According to the Centers for Disease Control and Prevention, vaccine safety is a top priority. Millions of people in the United States have received COVID-19 vaccines safely and with few side effects.
“Through vaccination, we not only protect ourselves, but everyone around us,” said Dr. Don Williamson, president, Alabama Hospital Association. “These vaccines have undergone the most intensive safety monitoring in U.S. history and represent our best chance for the state and nation to return to a sense of normalcy.”
Blue Cross and Blue Shield of Alabama is providing 100% coverage for the administration of COVID-19 vaccines during the government’s phased-in vaccine distribution. Blue Cross members on individual, Medicare and almost all employer health plans will be able to receive an FDA-authorized COVID-19 vaccine without having to pay any out-of-pocket expenses.
“We want to make sure our members have access to the COVID-19 vaccines without cost being an obstacle,” said Tim Vines, president and CEO, Blue Cross and Blue Shield of Alabama.
By taking preventive measures for protection, Alabamians can help end the pandemic in our state and nationwide. Along with getting the vaccine, continue to wear face masks, practice social distancing and wash hands frequently.
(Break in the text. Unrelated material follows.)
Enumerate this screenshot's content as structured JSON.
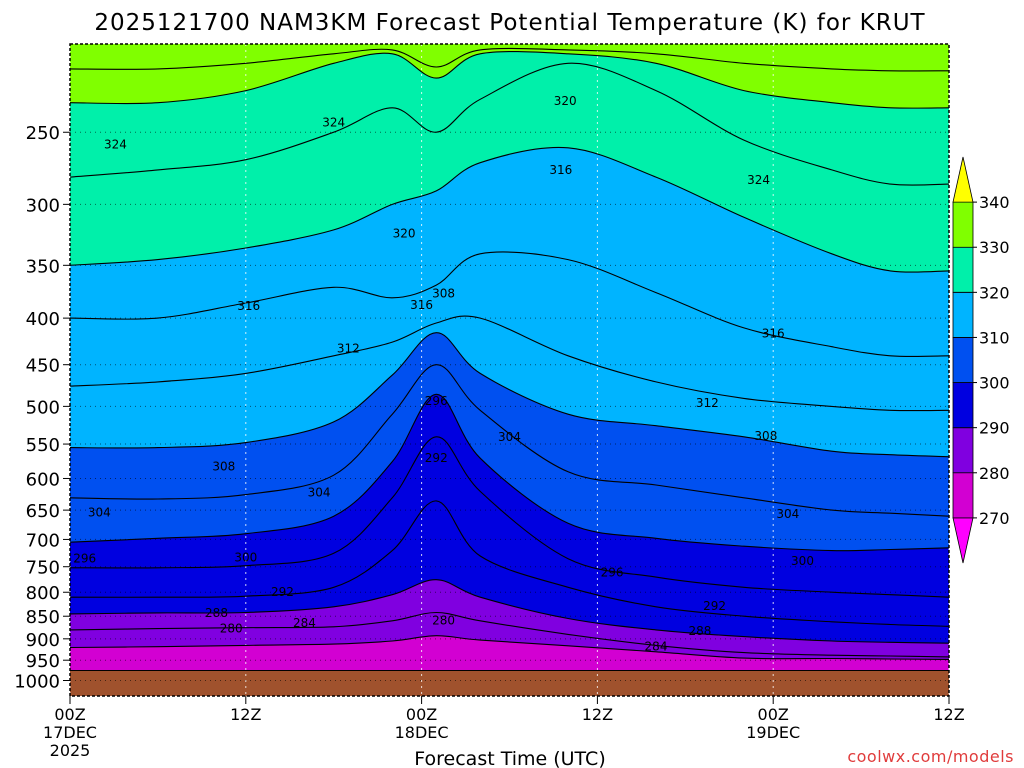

For information on eligibility, vaccine safety, and to schedule a vaccination appointment, visit ALCovidVaccine.gov. For appointments, the public can also call 1-855-566-5333.
The Dothan Eagle on the state gambling bill:
Gambling is prohibited by the Alabama Constitution, except when it’s not. That’s been a source of consternation for years.
Among its 1,000 or so amendments approved by voters over the last 120 years are several that circumvent the constitution to allow gambling, notably pari-mutuel betting at four race tracks. In recent years, the state has failed to address the electronic bingo conundrum, in which slot machine-like devices play “bingo” at split-second speed, with a wink and a nudge to amendments passed by voters to allow traditional bingo.
All that might have been cleared up this legislative session had the Alabama Senate not failed to pass a gambling measure that would give voters an opportunity to approve casinos in limited measure, and establish a state lottery.
Now it’s back to the drawing board. Again.
The state legislature owes the people a referendum on this issue. Voters deserve to be heard on the matter of gambling. They’ve turned back a lottery referendum before, but things have changed a great deal in the 22 years since former Gov. Don Siegelman’s lottery initiative was voted down.
However, a gambling proposal ought to be fair, with a level playing field. This measure limited casinos to five locations: one at each of the state’s greyhound tracks – the Birmingham Race Course, Victoryland in Macon County, Greenetrack in Greene County, and the Mobile Greyhound Park; and a fifth to be operated by the Poarch Band of Creek Indians. Added by amendment later is a bingo pavilion in Houston County that opened as an electronic bingo operation but was closed after a raid by former Gov. Bob Riley’s gambling task force, and now operates as a traditional bingo center.
A fair bill would not cherry-pick operations to enrich, but would make a gaming license available to any prospective operator who meets the criteria to acquire one.
Alabamians may well reject any gambling referendum put before them. But they deserve an opportunity to vote on the issue.